Julien Baker Dispenses Hard Truths and Displays Her Enormous Talent on ‘Little Oblivions’
“I can see myself inside your bloodshot eyes,” Julien Baker sings on her excellent third record, Little Oblivions. “Wondering if you can see yourself in mine.” It’s a moment of raw, bleary intimacy that gets to the heart of this 25-year-old Tennessean’s potent appeal. On two standout solo albums, and as a member of the indie supergroup Boygenius, with Phoebe Bridgers and Lucy Dacus, she’s established herself as one of the leading female singer-songwriters of her generation, both for her music’s muted grandeur and lyrics that seem to dive headlong into emotional chaos.
In 2019, Baker took a break from music to finish her undergraduate degree. But she’s emerged a much more proficient artist. After making her previous LPs mostly on guitar and piano, Baker recorded her latest, which she also produced, with a full band, creating a big, steely, momentous-feeling sound that’s much more pop-aware than anything she’s done.
The expansive music does nothing to dilute her lyrical directness. “Knocked out on a weekend/Would you hit me this hard if I were a boy?” she asks on the opener, “Hardline,” against waves of storm-born guitars. “See, I don’t need you to defend me/’Cause it’s just the sort of thing that I enjoy.” She concludes the track with a question that persists through each song that follows: “You say it’s not so cut and dry, it isn’t black and white/What if it’s all black, baby, all the time?”
Baker takes us through bars, parties, and cab rides as she navigates a winding path home, one painful night after another.
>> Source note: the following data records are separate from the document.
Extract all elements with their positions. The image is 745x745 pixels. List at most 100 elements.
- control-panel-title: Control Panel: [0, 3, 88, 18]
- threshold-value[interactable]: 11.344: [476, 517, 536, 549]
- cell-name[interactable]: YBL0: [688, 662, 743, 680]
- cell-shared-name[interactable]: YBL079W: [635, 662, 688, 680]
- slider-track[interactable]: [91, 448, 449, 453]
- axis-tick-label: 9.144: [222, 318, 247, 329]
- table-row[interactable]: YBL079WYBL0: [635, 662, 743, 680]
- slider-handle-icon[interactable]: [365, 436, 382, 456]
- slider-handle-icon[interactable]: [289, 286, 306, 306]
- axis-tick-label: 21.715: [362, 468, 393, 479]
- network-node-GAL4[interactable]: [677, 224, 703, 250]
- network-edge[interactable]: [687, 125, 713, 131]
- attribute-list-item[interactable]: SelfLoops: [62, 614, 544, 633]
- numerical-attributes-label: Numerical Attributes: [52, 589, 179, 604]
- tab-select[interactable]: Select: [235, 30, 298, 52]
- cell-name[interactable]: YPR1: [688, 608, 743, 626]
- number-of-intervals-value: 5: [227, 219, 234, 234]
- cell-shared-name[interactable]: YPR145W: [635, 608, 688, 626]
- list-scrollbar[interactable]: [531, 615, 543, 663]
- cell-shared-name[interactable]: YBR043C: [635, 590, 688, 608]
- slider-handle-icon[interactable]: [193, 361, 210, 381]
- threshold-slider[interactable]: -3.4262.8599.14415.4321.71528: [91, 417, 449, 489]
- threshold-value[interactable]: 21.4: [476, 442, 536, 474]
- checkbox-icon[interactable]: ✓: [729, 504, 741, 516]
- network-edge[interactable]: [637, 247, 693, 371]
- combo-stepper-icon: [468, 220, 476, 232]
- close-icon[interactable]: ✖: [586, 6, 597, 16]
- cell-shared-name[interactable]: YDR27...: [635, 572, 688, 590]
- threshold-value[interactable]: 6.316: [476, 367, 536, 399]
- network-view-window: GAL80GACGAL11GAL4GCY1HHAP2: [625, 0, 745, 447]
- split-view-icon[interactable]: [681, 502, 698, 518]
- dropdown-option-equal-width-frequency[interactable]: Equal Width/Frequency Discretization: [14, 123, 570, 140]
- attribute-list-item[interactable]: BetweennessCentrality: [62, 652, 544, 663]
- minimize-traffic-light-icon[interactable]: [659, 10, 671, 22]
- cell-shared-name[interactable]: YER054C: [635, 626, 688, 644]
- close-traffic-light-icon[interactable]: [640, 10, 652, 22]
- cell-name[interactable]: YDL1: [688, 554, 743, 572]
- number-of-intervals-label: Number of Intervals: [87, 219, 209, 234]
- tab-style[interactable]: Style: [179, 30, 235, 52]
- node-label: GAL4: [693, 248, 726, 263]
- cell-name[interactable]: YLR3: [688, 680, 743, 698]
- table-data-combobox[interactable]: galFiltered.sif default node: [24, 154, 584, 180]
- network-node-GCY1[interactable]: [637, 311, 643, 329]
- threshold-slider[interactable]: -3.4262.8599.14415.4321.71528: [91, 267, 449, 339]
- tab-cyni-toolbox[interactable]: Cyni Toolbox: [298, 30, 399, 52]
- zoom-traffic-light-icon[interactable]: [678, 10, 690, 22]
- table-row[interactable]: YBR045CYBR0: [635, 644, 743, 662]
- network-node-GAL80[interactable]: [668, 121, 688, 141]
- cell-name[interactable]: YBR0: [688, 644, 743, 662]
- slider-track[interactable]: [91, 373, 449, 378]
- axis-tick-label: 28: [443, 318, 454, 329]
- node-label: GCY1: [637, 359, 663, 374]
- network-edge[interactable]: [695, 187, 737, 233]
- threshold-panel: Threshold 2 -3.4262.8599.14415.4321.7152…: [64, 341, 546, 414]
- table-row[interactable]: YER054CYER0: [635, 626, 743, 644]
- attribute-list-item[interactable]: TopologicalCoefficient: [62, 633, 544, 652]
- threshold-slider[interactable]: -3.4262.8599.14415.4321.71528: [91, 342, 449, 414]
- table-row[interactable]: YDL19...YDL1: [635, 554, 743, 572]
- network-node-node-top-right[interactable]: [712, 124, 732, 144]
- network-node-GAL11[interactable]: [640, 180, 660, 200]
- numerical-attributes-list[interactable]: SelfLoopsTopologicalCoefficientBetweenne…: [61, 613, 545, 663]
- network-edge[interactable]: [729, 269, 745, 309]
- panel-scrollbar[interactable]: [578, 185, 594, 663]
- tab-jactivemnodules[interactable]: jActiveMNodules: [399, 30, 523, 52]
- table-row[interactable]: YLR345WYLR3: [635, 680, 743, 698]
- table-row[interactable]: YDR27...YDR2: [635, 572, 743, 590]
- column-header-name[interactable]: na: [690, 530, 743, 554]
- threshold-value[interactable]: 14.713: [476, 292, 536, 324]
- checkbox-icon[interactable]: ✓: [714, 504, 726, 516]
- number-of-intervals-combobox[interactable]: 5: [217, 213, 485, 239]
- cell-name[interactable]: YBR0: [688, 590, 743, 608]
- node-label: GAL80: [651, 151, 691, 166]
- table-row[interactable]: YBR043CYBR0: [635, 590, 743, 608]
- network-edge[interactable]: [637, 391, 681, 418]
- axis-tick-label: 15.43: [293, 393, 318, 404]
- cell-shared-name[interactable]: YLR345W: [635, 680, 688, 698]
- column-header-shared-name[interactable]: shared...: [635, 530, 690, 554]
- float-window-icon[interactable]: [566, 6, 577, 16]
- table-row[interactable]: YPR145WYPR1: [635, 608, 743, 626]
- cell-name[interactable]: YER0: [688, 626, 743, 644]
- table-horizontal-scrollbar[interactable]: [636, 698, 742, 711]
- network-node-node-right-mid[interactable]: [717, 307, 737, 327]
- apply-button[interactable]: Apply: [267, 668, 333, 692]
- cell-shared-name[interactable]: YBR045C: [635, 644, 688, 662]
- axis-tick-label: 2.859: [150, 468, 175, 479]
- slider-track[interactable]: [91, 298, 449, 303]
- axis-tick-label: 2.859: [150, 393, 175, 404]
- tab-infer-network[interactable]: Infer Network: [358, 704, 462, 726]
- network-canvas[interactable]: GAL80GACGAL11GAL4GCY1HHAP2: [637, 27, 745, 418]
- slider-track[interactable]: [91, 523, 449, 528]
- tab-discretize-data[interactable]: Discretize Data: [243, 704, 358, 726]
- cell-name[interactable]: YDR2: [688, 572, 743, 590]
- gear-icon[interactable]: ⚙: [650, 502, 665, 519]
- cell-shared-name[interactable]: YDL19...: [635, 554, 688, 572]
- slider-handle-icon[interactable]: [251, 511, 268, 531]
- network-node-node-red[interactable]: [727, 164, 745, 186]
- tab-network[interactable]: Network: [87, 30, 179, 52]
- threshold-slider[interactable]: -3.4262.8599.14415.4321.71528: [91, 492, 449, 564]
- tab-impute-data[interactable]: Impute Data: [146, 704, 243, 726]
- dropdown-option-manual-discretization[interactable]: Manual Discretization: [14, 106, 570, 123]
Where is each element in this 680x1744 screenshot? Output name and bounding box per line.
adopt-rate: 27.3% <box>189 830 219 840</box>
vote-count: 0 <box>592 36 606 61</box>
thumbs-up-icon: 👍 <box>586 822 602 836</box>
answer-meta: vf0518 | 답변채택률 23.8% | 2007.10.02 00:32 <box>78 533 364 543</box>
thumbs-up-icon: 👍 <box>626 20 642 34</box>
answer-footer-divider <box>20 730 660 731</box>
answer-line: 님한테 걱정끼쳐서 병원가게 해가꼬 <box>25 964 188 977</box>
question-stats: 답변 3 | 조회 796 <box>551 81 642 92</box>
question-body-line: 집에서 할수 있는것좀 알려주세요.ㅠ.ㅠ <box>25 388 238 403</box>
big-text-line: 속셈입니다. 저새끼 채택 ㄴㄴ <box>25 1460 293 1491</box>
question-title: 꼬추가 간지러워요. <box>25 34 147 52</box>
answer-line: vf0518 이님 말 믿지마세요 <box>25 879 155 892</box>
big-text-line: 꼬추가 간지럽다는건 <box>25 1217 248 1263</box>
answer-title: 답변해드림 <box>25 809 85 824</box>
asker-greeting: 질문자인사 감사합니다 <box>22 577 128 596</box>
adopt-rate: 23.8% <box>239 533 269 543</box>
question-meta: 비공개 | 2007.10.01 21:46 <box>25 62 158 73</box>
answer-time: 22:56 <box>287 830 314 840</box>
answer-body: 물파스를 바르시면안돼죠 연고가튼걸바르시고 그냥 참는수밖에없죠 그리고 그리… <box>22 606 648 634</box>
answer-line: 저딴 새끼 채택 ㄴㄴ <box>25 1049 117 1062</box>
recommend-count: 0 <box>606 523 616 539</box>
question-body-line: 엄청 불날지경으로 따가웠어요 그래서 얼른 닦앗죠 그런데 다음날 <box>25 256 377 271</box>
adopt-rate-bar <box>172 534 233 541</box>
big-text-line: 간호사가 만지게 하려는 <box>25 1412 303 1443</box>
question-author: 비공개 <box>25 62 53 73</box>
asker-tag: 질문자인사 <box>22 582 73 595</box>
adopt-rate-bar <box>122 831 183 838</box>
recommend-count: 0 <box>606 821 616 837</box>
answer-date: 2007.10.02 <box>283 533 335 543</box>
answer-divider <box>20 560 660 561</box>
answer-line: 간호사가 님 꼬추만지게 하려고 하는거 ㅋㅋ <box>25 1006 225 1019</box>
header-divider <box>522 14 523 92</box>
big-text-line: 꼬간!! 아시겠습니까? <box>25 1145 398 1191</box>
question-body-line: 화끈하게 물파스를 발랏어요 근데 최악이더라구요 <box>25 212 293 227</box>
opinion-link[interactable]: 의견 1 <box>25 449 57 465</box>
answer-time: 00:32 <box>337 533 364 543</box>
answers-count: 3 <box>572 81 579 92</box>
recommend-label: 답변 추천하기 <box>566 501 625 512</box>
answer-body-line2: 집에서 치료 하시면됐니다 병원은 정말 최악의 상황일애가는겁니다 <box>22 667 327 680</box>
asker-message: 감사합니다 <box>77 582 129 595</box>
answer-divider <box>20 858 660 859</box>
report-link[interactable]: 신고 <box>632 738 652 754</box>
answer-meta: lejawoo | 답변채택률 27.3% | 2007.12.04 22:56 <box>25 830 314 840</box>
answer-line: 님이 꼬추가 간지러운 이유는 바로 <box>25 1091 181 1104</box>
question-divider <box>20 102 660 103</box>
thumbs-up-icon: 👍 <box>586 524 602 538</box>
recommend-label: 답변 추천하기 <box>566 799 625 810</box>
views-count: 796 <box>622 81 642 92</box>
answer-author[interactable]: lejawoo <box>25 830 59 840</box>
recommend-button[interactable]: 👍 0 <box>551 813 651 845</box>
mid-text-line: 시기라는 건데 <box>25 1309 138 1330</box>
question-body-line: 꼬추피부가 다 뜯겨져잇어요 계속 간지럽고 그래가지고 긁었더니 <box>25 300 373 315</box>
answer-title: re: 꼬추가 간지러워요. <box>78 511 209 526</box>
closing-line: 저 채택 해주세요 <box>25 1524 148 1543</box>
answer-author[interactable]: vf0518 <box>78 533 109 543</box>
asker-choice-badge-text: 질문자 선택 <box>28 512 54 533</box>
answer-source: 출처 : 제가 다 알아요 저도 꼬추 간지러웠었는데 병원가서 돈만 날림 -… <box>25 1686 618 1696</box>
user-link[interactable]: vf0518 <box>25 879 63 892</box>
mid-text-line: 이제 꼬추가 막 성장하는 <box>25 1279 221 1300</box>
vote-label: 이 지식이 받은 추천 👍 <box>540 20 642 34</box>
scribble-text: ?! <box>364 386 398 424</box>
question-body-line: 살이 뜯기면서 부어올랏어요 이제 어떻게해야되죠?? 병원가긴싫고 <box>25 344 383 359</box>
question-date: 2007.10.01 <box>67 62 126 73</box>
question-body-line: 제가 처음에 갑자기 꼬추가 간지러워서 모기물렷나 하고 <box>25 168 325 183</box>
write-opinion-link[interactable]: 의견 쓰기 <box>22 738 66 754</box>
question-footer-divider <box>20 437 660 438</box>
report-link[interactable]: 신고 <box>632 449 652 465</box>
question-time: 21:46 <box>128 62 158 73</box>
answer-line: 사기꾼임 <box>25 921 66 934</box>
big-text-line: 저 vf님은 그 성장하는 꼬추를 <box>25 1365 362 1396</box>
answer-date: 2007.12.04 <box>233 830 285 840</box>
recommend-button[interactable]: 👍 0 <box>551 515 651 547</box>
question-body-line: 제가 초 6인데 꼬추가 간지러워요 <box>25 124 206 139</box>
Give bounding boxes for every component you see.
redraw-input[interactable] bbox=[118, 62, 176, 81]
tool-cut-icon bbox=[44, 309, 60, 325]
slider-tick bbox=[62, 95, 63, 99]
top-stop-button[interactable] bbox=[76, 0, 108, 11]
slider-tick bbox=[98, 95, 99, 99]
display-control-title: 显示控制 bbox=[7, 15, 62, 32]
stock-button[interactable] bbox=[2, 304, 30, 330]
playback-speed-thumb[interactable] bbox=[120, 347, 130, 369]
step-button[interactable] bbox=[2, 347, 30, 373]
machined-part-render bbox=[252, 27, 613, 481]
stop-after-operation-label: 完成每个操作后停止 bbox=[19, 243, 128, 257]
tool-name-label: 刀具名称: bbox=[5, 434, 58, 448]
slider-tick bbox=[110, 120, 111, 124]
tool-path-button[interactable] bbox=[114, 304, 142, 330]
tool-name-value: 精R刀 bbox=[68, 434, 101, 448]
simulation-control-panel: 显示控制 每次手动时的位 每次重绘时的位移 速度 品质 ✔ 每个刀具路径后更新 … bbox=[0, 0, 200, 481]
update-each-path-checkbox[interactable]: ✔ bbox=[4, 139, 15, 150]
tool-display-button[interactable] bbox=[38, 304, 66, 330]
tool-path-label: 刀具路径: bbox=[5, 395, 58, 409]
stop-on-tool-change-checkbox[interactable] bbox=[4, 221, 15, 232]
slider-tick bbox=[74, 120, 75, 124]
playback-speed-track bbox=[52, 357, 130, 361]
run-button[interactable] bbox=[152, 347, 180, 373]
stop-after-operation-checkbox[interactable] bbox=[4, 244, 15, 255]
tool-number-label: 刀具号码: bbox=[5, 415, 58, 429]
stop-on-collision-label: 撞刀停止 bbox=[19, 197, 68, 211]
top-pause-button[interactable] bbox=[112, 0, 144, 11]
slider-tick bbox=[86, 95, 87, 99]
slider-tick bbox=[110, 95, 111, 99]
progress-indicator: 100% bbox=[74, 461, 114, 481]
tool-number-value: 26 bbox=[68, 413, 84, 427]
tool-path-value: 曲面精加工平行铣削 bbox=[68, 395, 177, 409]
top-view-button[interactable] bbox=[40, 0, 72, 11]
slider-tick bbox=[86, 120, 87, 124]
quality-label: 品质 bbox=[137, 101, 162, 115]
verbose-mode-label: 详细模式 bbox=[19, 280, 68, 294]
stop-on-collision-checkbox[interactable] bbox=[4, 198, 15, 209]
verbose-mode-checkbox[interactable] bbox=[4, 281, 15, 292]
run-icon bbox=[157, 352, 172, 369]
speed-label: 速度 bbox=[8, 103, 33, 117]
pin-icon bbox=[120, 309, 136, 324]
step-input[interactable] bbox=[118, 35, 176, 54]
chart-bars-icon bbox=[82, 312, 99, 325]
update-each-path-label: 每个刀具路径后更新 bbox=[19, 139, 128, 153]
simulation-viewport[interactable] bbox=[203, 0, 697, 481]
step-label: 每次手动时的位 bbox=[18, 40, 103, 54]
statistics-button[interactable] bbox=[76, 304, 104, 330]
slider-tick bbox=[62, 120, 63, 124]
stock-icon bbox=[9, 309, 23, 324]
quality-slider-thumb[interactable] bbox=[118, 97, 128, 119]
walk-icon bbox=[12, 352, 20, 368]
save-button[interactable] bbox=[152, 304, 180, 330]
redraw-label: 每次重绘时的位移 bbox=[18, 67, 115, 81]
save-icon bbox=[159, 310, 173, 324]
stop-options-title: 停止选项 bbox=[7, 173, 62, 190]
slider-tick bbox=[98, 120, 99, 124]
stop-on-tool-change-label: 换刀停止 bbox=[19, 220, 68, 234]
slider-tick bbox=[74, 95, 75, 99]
Sobriety chips are abandoned on dressers, and blood results in scars. Drums weave in and out as she drops ominous lines that linger long after their arrival. “I was on a long spiral down,” she confesses on “Heatwave.” “But before I make it to the ground/I’ll wrap Orion’s belt around my neck and kick the chair out.” As a songwriter, Baker seems to draw power from such darkness — like she’s walking out of a house that’s in flames, completely unscathed. Her resilience is her battle armor, and she wears it well.
Little Oblivions isn’t all blood and guts on the barroom floor. The record has its delicate, quieter moments, too, though they’re hardly any less emotionally stark. “I wish that I drank because of you and not only because of me,” she sings over subtle piano on the heartbreaking “Song in E.” “Then I could blame something painful enough not to make me look any more weak.” Her Boygenius bandmates guest on “Favor,” their backing vocals giving the somber words even more weight. “Who put me in your way to find/And what right had you not to let me die?”
What results is a fully realized artistic statement without a skippable track, even if a few songs trail off a bit toward the end — almost as if Baker knows the rush of cathartic energy has left everyone involved a little exhausted, including herself. And that’s just fine, because this is enough reality for a lifetime, let alone one record.